With climate crisis looming large, PIAL carries the weight of the world, but rather than hopeless lamentation, it turns the impending doom into captivating sounds. Dark engrossing scenes are heavy with dread, rich in malevolent atmosphere and as gripping as horror fables. However, at points it also radiates a strangely warm, afflicted type of tranquillity: “It’s about sublimating disturbing scenarios through aesthetics. It’s music through various stages of controlled degeneration. I was aiming for decay made beautiful, so you can experience the abject without having to actually experience it,” notes Clark.
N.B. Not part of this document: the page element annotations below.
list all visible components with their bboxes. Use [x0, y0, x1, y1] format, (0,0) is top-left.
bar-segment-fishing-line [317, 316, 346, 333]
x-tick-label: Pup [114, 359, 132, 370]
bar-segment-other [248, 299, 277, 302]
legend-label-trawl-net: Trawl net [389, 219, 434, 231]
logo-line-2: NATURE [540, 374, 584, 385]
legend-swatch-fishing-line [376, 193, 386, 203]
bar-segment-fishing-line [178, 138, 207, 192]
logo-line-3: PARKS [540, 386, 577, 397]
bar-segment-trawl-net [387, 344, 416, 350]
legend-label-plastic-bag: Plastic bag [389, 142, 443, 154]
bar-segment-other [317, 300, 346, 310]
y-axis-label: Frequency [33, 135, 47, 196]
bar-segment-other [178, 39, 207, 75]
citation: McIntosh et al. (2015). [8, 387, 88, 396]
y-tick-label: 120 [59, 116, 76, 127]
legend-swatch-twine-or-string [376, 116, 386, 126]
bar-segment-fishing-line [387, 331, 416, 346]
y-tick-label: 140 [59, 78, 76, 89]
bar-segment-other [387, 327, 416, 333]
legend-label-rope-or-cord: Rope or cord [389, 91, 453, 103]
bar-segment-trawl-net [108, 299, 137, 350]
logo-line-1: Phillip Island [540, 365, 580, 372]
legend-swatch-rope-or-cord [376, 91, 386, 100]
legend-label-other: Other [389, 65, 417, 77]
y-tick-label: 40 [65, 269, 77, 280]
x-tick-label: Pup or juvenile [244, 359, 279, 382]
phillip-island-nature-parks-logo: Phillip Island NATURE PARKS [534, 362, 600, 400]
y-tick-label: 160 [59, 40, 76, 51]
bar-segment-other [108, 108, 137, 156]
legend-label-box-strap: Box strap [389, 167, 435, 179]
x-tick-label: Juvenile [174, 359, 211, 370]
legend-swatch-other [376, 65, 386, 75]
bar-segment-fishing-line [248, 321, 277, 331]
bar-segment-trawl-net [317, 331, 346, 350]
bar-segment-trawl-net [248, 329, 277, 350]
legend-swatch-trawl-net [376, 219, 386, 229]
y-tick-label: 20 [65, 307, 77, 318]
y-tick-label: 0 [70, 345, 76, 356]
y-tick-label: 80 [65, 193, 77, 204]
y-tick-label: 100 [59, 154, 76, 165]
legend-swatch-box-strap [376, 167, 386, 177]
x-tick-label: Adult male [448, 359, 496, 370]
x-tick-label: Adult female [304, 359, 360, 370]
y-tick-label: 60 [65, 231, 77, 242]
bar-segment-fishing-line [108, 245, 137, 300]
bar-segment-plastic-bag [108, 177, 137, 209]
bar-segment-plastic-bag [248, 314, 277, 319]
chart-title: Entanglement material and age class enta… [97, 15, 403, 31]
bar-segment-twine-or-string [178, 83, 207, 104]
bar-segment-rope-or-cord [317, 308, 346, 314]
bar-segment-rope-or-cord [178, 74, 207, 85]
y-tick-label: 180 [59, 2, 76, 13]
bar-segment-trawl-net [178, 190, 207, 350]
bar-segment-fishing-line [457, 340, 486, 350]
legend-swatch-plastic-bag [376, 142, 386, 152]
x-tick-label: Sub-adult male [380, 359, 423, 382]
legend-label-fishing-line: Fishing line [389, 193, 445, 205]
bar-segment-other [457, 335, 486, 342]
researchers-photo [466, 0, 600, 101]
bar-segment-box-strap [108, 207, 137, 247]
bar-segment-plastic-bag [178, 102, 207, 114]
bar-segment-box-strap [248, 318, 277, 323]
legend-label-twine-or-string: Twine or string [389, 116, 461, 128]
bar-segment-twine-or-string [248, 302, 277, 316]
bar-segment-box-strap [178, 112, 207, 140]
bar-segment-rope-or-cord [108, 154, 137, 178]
The album was recorded with string ensembles in Budapest and Berlin, featuring Oliver Coates on cello, Chris Taylor from Grizzly Bear on clarinet, Manchester Collective’s Rakhi Singh on violin, AFRODEUTSCHE and Kieran Brunt on backing vocals and 130701 signee Yair Elazar Glotman on double bass. Also appearing here is 12-year-old choirboy Nathaniel Timoney, whose vocal recordings were directed via Zoom during lockdown. As well as scoring the guests’ parts, Clark himself sings and plays Disklavier, piano, synths and cello, often manipulating things electronically.

__________

In October 2020 Clark released the expanded edition of his acclaimed score to Adam Egypt Mortimer’s psychological horror Daniel Isn’t Real on Deutsche Grammophon – the album made Best Of 2020 lists in Mojo and Electronic Sound, and came with a Thom Yorke remix.

In 2019 Clark released Kiri Variations on his own label Throttle Records, an album which started life as the score to the BAFTA-nominated TV drama Kiri. Always moving, that same year he went back to basics and dropped a double A-side 12″ of techno rave bangers called “Branding Problem” and “Legacy Pet”, also on Throttle.

In 2018 Clark headlined Bach Evolution at London’s prestigious Royal Albert Hall, playing a specially commissioned set that reinvented Bach’s work, accompanied by Oliver Coates. He released a double A-side of medieval futurism called “E.C.S.T. T.R.A.X.” on Throttle, and also performed a live score accompaniment to Stan Brakhage’s short film series “Dog Star Man” during Max Richter’s Sounds and Visions weekend at the Barbican.